She recommended that this more complex form of trauma be given the new name of “complex post-traumatic stress disorder”. Although this proposal was rejected by the American Psychiatric Association, for reasons which have been challenged by Herman and Van der Kolk, it was eventually adopted by the World Health Organisation, in its International Classification of Diseases-11[v]:
“The World Health Organization’s proposals in ICD-11, released for comment by member states in 2018, introduce for the first time in a major diagnostic system a distinction between post-traumatic stress disorder (PTSD) and complex post-traumatic stress disorder (CPTSD).” (Brewin, 2020)[vi].

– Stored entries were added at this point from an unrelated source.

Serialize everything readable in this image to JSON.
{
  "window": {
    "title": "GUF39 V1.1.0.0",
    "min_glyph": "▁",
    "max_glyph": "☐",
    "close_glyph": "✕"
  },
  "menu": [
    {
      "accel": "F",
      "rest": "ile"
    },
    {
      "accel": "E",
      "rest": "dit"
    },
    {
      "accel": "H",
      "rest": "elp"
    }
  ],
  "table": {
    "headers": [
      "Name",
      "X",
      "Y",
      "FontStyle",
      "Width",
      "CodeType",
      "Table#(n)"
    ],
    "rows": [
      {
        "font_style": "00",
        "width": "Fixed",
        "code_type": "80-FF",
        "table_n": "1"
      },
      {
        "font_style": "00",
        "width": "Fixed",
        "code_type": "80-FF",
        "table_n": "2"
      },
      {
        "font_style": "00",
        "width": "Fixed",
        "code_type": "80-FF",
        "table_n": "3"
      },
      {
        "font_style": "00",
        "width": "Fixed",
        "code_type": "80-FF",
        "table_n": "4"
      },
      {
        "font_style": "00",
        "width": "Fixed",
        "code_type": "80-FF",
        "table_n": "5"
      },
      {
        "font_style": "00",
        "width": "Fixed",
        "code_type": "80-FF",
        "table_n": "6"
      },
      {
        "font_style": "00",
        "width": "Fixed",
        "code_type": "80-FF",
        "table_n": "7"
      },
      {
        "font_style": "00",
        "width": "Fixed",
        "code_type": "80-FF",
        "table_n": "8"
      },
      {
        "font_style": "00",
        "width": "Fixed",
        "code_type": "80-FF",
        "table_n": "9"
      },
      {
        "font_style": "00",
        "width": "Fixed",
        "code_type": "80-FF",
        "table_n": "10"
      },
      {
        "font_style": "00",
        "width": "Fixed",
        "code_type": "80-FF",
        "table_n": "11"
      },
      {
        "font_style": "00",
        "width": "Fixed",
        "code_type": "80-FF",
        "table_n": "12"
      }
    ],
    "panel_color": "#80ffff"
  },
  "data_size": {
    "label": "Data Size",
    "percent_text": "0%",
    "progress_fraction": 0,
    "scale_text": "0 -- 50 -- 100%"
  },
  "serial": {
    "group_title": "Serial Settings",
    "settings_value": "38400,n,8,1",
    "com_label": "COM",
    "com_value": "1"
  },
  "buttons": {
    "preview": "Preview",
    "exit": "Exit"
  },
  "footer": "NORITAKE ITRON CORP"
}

The story of the emergence of Complex-PTSD is taken up by Professor Steven Gold, who worked with trauma victims from the early 1980’s, and developed his own system of therapy to help them. Gold acknowledges that there are two factions within the world of psychology, psychiatry and psychotherapy, as follows:
– One, in line with the American Psychiatric Association (APA), holds that all forms of trauma, including those referred to by Herman, Van der Kolk and others, can be accommodated within the PTSD formulation within the Diagnostic and Statistical Manual (DSM-5) – even though DSM-5 broadly invalidates the idea that a person’s emotional disorder may have social roots!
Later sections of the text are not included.